I brace myself whenever I see stories of sports mega-stars getting signed to big mega-deals for inevitable flood by internet trolls and uncreative sportswriters of pro-boss, pro-owner critiques of athlete greed. Let’s be clear, criticizing pro athletes for signing big contracts is backwards and un-progressive. There’s an insidious subtext that demonizes pro athletes while upholding the interest of owners that is frankly, wack.
Case in point, today Kobe Bryant signed a $48.5 million, two-year deal with the Lakers, ensuring that he’ll be ending his career as a Laker, and providing great hater fodder: How dare he take such a huge deal! This ruins the Lakers’ cap space! He’s not even worth it! Why didn’t he take less money so the Lakers could build a championship?!
Twitter was on fire with along two predictable axes. Kobe haters lined up to point out that Kobe was being incredibly selfish (even greedy if you will!) and ruining the Lakers’ chances at winning anything, evar. Of course, Kobe and Friends responded with a straight up denial of reality, that the Lakers are more poised than ever to gut its team to lure another max contract star and win again.
I will be upfront, at Picked Last is largely full of Laker and Kobe partisans, in fact, I’m sure it’s one of our original points of unity. Kobe is a really easy target to hate on, but I will argue that in this case, this was the right deal. I will also set aside the question of “does the this make the Lakers better”, since that makes me sad right now.
The Lakers can afford it.
In 2011, the Lakers signed a $3 BILLION deal with Time Warner for a 20-year TV deal. Forbes valued the Lakers as the second most valuable franchise in the league, worth a nice round $1 billion. The NBA’s new collective bargaining agreement does penalize teams that overspend past it’s salary cap, but even the penalties is chump change compared to the $197 million in projected revenue for 2013.
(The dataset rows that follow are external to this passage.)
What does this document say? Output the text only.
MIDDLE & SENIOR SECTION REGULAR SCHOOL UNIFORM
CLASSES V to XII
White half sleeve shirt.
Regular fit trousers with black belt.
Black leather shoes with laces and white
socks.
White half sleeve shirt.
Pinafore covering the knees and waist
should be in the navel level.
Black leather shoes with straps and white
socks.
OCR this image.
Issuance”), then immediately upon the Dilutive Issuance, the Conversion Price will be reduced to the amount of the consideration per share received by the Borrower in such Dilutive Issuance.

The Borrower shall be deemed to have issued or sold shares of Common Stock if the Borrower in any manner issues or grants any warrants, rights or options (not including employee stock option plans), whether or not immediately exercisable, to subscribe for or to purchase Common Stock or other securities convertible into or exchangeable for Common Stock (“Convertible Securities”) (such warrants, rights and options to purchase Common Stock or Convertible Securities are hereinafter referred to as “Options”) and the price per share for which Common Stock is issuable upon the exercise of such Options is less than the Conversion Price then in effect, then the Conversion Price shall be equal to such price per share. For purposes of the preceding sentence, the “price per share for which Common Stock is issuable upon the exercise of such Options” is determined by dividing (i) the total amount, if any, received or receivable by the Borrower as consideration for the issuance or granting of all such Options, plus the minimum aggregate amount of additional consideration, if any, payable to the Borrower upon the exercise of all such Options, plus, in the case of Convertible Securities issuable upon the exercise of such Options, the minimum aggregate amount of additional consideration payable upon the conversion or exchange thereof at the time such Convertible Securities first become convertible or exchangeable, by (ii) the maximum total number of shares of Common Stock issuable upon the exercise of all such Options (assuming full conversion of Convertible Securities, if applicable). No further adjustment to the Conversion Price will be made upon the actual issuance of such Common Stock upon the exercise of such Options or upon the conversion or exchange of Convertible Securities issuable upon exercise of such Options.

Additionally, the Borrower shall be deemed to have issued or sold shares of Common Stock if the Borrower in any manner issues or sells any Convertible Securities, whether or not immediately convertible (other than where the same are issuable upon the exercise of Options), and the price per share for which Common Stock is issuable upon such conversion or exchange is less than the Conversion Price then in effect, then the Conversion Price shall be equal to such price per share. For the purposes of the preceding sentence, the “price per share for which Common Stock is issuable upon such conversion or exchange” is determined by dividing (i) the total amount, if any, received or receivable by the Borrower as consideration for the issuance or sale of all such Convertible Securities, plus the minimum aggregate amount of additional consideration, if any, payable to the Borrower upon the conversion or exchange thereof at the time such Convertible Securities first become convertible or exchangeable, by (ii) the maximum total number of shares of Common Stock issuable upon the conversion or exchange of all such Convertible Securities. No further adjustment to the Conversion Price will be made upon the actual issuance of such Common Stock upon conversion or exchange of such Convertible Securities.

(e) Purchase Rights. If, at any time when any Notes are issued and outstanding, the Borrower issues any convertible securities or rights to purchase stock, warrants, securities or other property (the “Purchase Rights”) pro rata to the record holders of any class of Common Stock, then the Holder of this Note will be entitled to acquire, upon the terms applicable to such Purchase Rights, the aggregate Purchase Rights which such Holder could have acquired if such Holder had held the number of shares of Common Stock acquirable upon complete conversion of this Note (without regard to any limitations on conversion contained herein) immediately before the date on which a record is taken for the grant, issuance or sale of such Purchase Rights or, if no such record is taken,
Why should Kobe take less?
Sure, there are many examples of players who have agreed to play for less so their teams can build a winner. Some of them even seem to be nice people, like Tim Duncan (but there’s also jerks like Kevin Garnett). But let’s not valorize a player’s willingness to leave money on the table. This doesn’t make that person a better teammate or even a better person. That’s a logical leap that makes for fluff pieces about “good guys” and playing ball the “right way” but isn’t really about the economic relationships between players and their bosses. If anything, it obscures those relationships by reinforcing the norm that players should not be all about the benjamins when in fact sports is most definitely all about the benjamins.
NBA teams are making out like bandits – look at this chart on how underpaid LeBron James is. If players got paid what they really earned teams, they would be running the league. In fact, why aren’t they already just running the league? Side note, how crazy would it be if the NBA were a player owned cooperative. If my local bakery can run as a coop, really, so could pro sports.
Kobe is worth $48.5M because both Kobe and the Lakers think he’s worth $48.5M
Kobe Bryant signs a 2-year $48.5M contract extension today pic.twitter.com/7pYUUUuHXL
— Amazing Sports Pics (@AmazingSprtsPic) November 26, 2013
It takes two to sign a contract. This simple fact gets overlooked way too often by sports commentators. Especially with players who under perform their contracts, or when owners want to cry poverty when at the bargaining table with the union. This is not about Kobe being “greedy” and not when this was the Lakers’ offer. Its entirely unsurprising yet instructive that Kobe and the Lakers didn’t negotiate at all. And even if the Lakers didn’t offer Kobe the full extension, he should’ve asked for it anyway, given what he knows of the Lakers.
Again, this is about the Lakers as a franchise – they are wealthy enough that it doesn’t matter. But it’s also about the structure of the NBA. Sports is about competition, winners and losers, not fundamentally about parity between franchises or teams. The NBA needs franchises and players like the the Lakers and Kobe because not just because they’re loved or have fans, but because they can be deeply hated. This is something pro wrestling has down to science – it’s a about building up heels as much as it is heroes.
At the end of the day, Kobe getting paid $48.5 M matters because in this case, labor and management figured out a way to handle business and just move on with the work. This is in an age where management can seemly just back out of agreements because of a reading “mistake.”
Finally as Picked Last reader @lzlee pointed out, Kobe’s signing has a huge windfall for the state of California through the state income tax. If we apply the same formula used to calculate Kobe’s 2013-14 state income tax bill, it means $6.45M paid into California’s public schools, social services, and other infrastructure over the course of the two years. And thanks to California’s Millionaire’s Tax, Kobe will be paying into the top bracket of an revenue stream expected to generate between $6-9 billion a year. That’s not a bad take.